House debates

Monday, 31 August 2020

Questions without Notice

COVID-19: Digital Economy

2:53 pm

Photo of Dave SharmaDave Sharma (Wentworth, Liberal Party) Share this | | Hansard source

My question is to the Minister for Communications, Cyber Safety and the Arts. Will the minister outline to the House how the Morrison government is supporting the road to recovery through the pandemic through its ongoing investment in the digital economy?

Photo of Paul FletcherPaul Fletcher (Bradfield, Liberal Party, Minister for Communications, Cyber Safety and the Arts) Share this | | Hansard source

I thank the member for Wentworth, who has very distinctive expertise when it comes to the digital economy, including from his time, including from his time as Australia's Ambassador to Israel, a country with remarkable achievements when it comes to the digital economy, a country from which we can learn much but a country against which we can in many ways compare very favourably as well.

The platform for our digital economy is the National Broadband Network, and 99 per cent of premises around the country are now able to connect—11.7 million premises. There are 7.4 million that are connected. That number is up 31 per cent in just one year. Around 30,000 a week are connecting to the NBN. Every two weeks, we are connecting more people to the NBN than were connected to the fixed-line network in the entire six years that Labor were in power. We're also seeing a huge rise in the amount of data being carried over the NBN—297 gigabytes a month in June 2020, up from 27 gigabytes just eight years before. It is an extraordinary increase in the amount of data. Over two-thirds of Australians on the NBN are now getting a speed of 50 megabits per second or higher. Of course, the prices are coming down. From 2014-15 to 2018-19 the price of the 50-megabit-per-second plan came down by 37 per cent, according to the ACCC.

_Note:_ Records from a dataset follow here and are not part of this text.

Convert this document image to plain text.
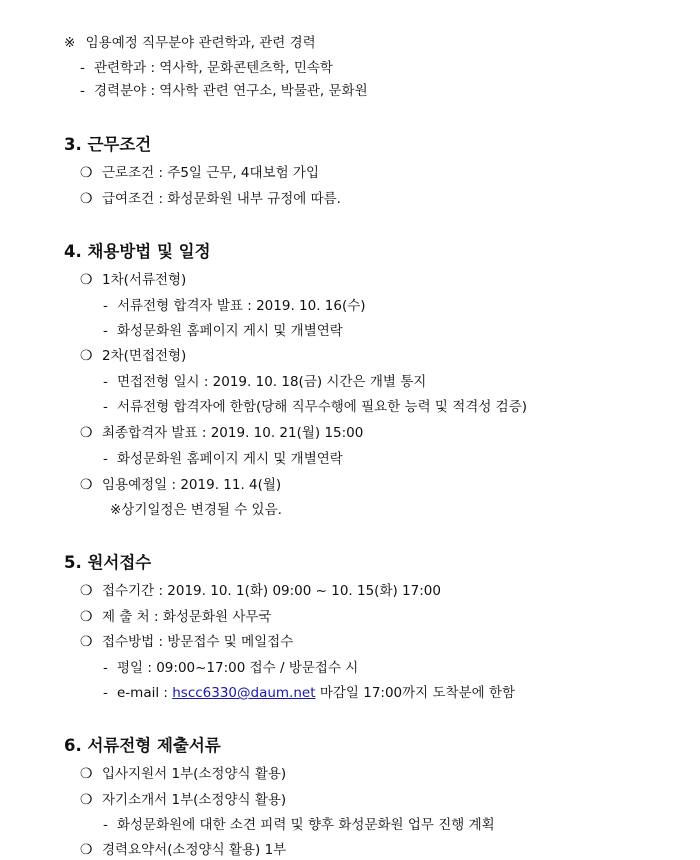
※ 임용예정 직무분야 관련학과, 관련 경력
- 관련학과 : 역사학, 문화콘텐츠학, 민속학
- 경력분야 : 역사학 관련 연구소, 박물관, 문화원
3. 근무조건
❍ 근로조건 : 주5일 근무, 4대보험 가입
❍ 급여조건 : 화성문화원 내부 규정에 따름.
4. 채용방법 및 일정
❍ 1차(서류전형)
- 서류전형 합격자 발표 : 2019. 10. 16(수)
- 화성문화원 홈페이지 게시 및 개별연락
❍ 2차(면접전형)
- 면접전형 일시 : 2019. 10. 18(금) 시간은 개별 통지
- 서류전형 합격자에 한함(당해 직무수행에 필요한 능력 및 적격성 검증)
❍ 최종합격자 발표 : 2019. 10. 21(월) 15:00
- 화성문화원 홈페이지 게시 및 개별연락
❍ 임용예정일 : 2019. 11. 4(월)
※상기일정은 변경될 수 있음.
5. 원서접수
❍ 접수기간 : 2019. 10. 1(화) 09:00 ~ 10. 15(화) 17:00
❍ 제 출 처 : 화성문화원 사무국
❍ 접수방법 : 방문접수 및 메일접수
- 평일 : 09:00~17:00 접수 / 방문접수 시
- e-mail : hscc6330@daum.net 마감일 17:00까지 도착분에 한함
6. 서류전형 제출서류
❍ 입사지원서 1부(소정양식 활용)
❍ 자기소개서 1부(소정양식 활용)
- 화성문화원에 대한 소견 피력 및 향후 화성문화원 업무 진행 계획
❍ 경력요약서(소정양식 활용) 1부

This is delivering real efficiencies to small businesses—cheaper and more widely available broadband that lets small businesses use the latest software delivered over the cloud, that lets them serve a bigger addressable market and that gives people more choice in where to locate their business. Businesses like Power Creative, a video-content production company in Blacktown, use the NBN with cutting-edge software so that their clients can view and comment on their content in real time, as it's being edited. David and Erin Power credit the NBN with helping them to expand their business. Of course, we're already preparing for the growth of 5G with an auction of spectrum coming up next year.

The NBN is key to our nation's economic recovery. Just imagine if we were still back in Labor's NBN, with barely over 50,000 premises after six years. It was like the Soviet five-year plans exhorting the comrades to increase their tractor production, but the fact is they missed their 2013 target by 80 per cent. They missed it by 80 per cent: no order of the Soviet revolution for the current Leader of the Opposition when he was the minister for broadband! He missed the targets hopelessly. We're delivering, and it's a platform for the growth of our digital economy and the way out of this current economic downturn.